Driving the film ahead is a sit-com-y situation: the house is running out of money and in order to save the home, the musicians must stage a benefit concert. Then a new resident arrives, Jean Horton (Maggie Smith), the diva of her generation, and a woman whose presence still pricks the heart of Reginald Paget (Tom Courtenay), a tenor who is thrown into a funk with Horton’s arrival. Slowly details emerge. The two were married, and together with Wilf Bond (Billy Connolly) and Cissy Robson (Pauline Collins), the four sung the definitive recording of the quartet in Verdi’s Rigoletto.
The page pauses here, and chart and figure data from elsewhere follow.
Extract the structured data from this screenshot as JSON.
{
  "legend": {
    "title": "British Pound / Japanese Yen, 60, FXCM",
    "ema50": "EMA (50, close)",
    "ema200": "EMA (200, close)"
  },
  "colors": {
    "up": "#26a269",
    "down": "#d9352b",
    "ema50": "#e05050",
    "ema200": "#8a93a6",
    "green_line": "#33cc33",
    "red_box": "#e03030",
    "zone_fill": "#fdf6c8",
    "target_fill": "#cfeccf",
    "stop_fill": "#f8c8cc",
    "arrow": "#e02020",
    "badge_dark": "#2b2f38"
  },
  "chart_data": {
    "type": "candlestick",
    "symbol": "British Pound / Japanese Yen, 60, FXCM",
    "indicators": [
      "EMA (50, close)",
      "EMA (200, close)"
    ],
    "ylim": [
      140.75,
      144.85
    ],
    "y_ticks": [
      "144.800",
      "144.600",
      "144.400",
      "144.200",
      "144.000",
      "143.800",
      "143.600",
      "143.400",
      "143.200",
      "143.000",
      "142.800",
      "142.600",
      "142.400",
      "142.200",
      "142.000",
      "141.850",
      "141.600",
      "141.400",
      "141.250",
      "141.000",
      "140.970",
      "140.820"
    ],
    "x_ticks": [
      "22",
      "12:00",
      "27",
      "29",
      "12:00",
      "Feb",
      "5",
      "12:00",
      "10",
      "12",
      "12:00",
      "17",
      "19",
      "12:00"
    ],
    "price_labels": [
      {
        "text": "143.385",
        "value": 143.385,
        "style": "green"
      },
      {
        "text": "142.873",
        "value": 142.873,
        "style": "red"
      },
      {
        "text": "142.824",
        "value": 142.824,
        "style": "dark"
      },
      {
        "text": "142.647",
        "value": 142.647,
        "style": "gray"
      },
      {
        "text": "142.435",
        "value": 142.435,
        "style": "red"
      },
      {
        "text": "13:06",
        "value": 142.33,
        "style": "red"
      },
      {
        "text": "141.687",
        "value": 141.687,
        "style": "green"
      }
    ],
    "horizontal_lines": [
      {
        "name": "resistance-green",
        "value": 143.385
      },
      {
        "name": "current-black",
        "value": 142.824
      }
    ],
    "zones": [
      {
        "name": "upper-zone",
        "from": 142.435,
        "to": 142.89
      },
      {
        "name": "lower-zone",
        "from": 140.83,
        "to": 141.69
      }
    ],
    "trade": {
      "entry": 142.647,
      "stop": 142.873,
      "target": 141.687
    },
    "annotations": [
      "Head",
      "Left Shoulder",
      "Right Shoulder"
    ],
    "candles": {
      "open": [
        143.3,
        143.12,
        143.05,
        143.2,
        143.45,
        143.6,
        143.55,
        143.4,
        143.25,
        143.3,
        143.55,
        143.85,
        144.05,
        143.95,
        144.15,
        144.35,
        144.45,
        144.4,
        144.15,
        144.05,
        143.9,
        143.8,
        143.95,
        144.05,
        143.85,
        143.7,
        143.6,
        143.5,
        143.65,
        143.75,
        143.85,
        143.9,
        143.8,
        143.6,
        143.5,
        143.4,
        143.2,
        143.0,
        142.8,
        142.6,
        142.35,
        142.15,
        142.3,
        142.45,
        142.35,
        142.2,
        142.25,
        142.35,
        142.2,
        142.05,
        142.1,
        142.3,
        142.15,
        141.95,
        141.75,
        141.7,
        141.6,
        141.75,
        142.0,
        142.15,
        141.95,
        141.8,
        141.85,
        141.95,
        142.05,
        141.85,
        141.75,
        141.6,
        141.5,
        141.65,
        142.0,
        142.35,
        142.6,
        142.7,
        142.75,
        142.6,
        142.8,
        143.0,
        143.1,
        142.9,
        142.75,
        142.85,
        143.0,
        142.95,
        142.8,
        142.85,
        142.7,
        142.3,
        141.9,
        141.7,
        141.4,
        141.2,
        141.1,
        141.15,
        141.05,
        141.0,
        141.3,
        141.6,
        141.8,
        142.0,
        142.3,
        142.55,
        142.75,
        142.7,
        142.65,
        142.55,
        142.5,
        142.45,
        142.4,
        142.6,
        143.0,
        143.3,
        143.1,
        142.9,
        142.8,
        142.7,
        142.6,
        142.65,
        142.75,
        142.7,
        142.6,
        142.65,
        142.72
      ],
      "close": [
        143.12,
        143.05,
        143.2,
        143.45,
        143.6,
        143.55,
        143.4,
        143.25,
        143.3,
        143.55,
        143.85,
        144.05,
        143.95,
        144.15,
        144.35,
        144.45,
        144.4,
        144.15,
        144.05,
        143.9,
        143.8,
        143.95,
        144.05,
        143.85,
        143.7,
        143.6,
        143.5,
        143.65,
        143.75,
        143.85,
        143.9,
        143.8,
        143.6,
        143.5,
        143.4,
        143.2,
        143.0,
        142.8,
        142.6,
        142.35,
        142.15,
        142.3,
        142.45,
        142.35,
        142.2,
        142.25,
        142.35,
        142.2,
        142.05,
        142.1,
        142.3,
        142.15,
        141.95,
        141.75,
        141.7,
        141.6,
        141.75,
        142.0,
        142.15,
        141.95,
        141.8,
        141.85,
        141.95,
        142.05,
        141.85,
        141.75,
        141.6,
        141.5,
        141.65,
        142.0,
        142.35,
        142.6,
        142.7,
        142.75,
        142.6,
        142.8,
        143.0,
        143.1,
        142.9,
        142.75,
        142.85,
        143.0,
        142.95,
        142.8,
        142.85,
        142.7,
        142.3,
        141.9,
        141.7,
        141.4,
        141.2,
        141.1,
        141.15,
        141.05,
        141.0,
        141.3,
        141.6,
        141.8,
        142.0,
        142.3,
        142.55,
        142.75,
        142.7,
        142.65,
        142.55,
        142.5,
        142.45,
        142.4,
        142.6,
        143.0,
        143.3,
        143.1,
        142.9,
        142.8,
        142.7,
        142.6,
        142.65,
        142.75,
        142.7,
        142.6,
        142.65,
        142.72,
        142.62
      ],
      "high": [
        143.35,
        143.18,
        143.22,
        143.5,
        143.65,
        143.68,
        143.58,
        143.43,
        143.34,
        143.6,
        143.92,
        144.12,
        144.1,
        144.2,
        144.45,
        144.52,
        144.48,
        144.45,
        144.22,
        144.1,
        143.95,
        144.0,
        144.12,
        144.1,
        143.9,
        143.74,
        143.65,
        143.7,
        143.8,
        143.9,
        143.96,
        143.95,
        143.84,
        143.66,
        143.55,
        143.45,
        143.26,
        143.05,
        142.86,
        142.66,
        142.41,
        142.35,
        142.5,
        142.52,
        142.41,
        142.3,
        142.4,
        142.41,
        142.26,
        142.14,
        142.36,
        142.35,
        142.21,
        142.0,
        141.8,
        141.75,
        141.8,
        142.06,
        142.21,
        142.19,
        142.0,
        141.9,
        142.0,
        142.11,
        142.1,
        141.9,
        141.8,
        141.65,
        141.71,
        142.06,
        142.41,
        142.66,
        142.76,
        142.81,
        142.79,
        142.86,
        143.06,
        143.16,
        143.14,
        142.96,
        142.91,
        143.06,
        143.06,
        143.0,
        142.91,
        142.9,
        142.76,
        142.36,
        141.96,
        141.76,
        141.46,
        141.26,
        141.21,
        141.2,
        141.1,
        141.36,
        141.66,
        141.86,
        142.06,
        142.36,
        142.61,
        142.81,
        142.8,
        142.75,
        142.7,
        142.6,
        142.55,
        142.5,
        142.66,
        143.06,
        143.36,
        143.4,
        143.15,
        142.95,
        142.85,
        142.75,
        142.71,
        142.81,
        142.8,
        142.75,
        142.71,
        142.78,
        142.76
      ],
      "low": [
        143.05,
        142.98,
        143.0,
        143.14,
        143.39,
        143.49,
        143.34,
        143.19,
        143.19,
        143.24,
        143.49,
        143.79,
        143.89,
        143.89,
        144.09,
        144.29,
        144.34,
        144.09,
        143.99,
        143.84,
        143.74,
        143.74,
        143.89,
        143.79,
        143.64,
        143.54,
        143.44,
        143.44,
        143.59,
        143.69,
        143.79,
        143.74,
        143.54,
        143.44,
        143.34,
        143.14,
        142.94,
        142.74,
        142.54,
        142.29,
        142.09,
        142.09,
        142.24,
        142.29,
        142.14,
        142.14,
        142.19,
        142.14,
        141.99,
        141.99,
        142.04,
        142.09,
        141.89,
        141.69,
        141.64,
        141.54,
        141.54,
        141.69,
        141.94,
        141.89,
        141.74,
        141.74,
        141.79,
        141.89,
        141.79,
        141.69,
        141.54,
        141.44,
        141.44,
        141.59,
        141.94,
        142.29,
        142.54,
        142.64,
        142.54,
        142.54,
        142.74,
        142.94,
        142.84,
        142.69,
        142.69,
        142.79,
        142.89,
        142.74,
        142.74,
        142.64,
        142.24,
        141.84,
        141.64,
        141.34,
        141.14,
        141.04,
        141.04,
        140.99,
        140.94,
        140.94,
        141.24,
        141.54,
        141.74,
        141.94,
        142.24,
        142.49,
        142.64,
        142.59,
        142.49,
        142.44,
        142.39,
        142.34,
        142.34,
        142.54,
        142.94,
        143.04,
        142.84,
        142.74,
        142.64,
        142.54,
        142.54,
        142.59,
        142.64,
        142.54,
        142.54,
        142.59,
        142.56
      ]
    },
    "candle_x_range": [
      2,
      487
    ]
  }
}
Three of the four hatch a plan to reunite the quartet, and thus save the retirement home.
Luckily for Quartet, this Scooby Doo plotline is mostly kept under wraps. Hoffman works harder to layer the interlocking relationships and allow each character’s particular charm to warm the screen. It’s Connolly who largely steals the show with his bravado and sometimes bawdy sense of humor, while the sparks that begin to fly between Smith and Courtenay never feel quite sufficient to catch ablaze. Against this romance, the underlying theme is one of age and talent. It all conjures a hint of melancholy for the passing of moments in the sun, but the swan song never transcends a sweet and slight sense of goodhearted feeling.